Muscles quickly tire as they burn through their energy reserves under anaerobic respiration. To keep muscles working for a longer period of time, muscle fibers contain several important energy molecules. Myoglobin, a red pigment found in muscles, contains iron and stores oxygen in a manner similar to hemoglobin in the blood.
The oxygen from myoglobin allows muscles to continue aerobic respiration in the absence of oxygen. Another chemical that helps to keep muscles working is creatine phosphate. Creatine phosphate donates its phosphate group to ADP to turn it back into ATP in order to provide extra energy to the muscle. Finally, muscle fibers contain energy-storing glycogen, a large macromolecule made of many linked glucoses.
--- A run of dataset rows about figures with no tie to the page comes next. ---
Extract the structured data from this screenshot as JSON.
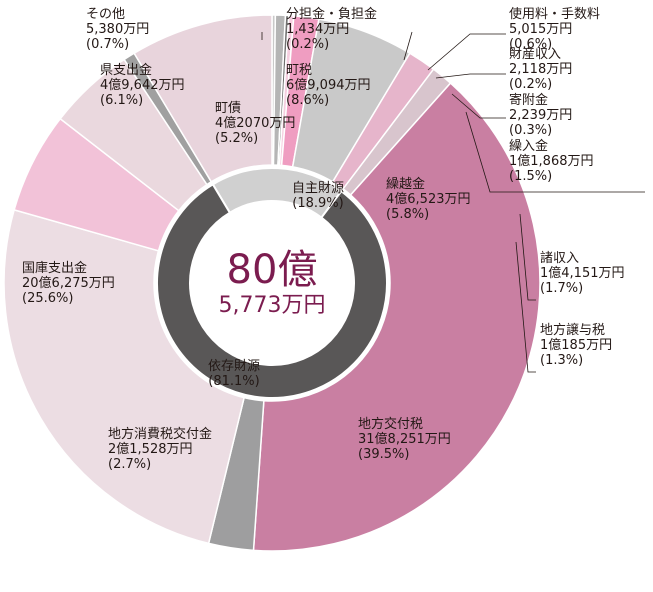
{
  "chart_data": {
    "type": "pie",
    "total": {
      "line1": "80億",
      "line2": "5,773万円"
    },
    "groups": [
      {
        "name": "自主財源",
        "pct": "(18.9%)",
        "value": 18.9,
        "color": "#d0d0d0"
      },
      {
        "name": "依存財源",
        "pct": "(81.1%)",
        "value": 81.1,
        "color": "#595757"
      }
    ],
    "slices": [
      {
        "name": "分担金・負担金",
        "amount": "1,434万円",
        "pct": "(0.2%)",
        "value": 0.2,
        "color": "#c9c9c9",
        "group": 0
      },
      {
        "name": "使用料・手数料",
        "amount": "5,015万円",
        "pct": "(0.6%)",
        "value": 0.6,
        "color": "#b5b5b5",
        "group": 0
      },
      {
        "name": "財産収入",
        "amount": "2,118万円",
        "pct": "(0.2%)",
        "value": 0.2,
        "color": "#727171",
        "group": 0
      },
      {
        "name": "寄附金",
        "amount": "2,239万円",
        "pct": "(0.3%)",
        "value": 0.3,
        "color": "#f5cfe0",
        "group": 0
      },
      {
        "name": "繰入金",
        "amount": "1億1,868万円",
        "pct": "(1.5%)",
        "value": 1.5,
        "color": "#ef9dc1",
        "group": 0
      },
      {
        "name": "繰越金",
        "amount": "4億6,523万円",
        "pct": "(5.8%)",
        "value": 5.8,
        "color": "#c9c9c9",
        "group": 0
      },
      {
        "name": "諸収入",
        "amount": "1億4,151万円",
        "pct": "(1.7%)",
        "value": 1.7,
        "color": "#e6b5cb",
        "group": 0
      },
      {
        "name": "地方譲与税",
        "amount": "1億185万円",
        "pct": "(1.3%)",
        "value": 1.3,
        "color": "#d8c5cd",
        "group": 1
      },
      {
        "name": "地方交付税",
        "amount": "31億8,251万円",
        "pct": "(39.5%)",
        "value": 39.5,
        "color": "#c97fa2",
        "group": 1
      },
      {
        "name": "地方消費税交付金",
        "amount": "2億1,528万円",
        "pct": "(2.7%)",
        "value": 2.7,
        "color": "#9e9e9f",
        "group": 1
      },
      {
        "name": "国庫支出金",
        "amount": "20億6,275万円",
        "pct": "(25.6%)",
        "value": 25.6,
        "color": "#ecdde3",
        "group": 1
      },
      {
        "name": "県支出金",
        "amount": "4億9,642万円",
        "pct": "(6.1%)",
        "value": 6.1,
        "color": "#f2c2d8",
        "group": 1
      },
      {
        "name": "町債",
        "amount": "4億2070万円",
        "pct": "(5.2%)",
        "value": 5.2,
        "color": "#ead8de",
        "group": 1
      },
      {
        "name": "その他",
        "amount": "5,380万円",
        "pct": "(0.7%)",
        "value": 0.7,
        "color": "#a0a0a0",
        "group": 1
      },
      {
        "name": "町税",
        "amount": "6億9,094万円",
        "pct": "(8.6%)",
        "value": 8.6,
        "color": "#e8d4dc",
        "group": 0
      }
    ]
  }
}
Active muscles break glucoses off of glycogen molecules to provide an internal fuel supply. When muscles run out of energy during either aerobic or anaerobic respiration, the muscle quickly tires and loses its ability to contract. This condition is known as muscle fatigue. A fatigued muscle contains very little or no oxygen, glucose or ATP, but instead has many waste products from respiration, like lactic acid and ADP. The body must take in extra oxygen after exertion to replace the oxygen that was stored in myoglobin in the muscle fiber as well as to power the aerobic respiration that will rebuild the energy supplies inside of the cell.
Oxygen debt or recovery oxygen uptake is the name for the extra oxygen that the body must take in to restore the muscle cells to their resting state. This explains why you feel out of breath for a few minutes after a strenuous activity—your body is trying to restore itself to its normal state.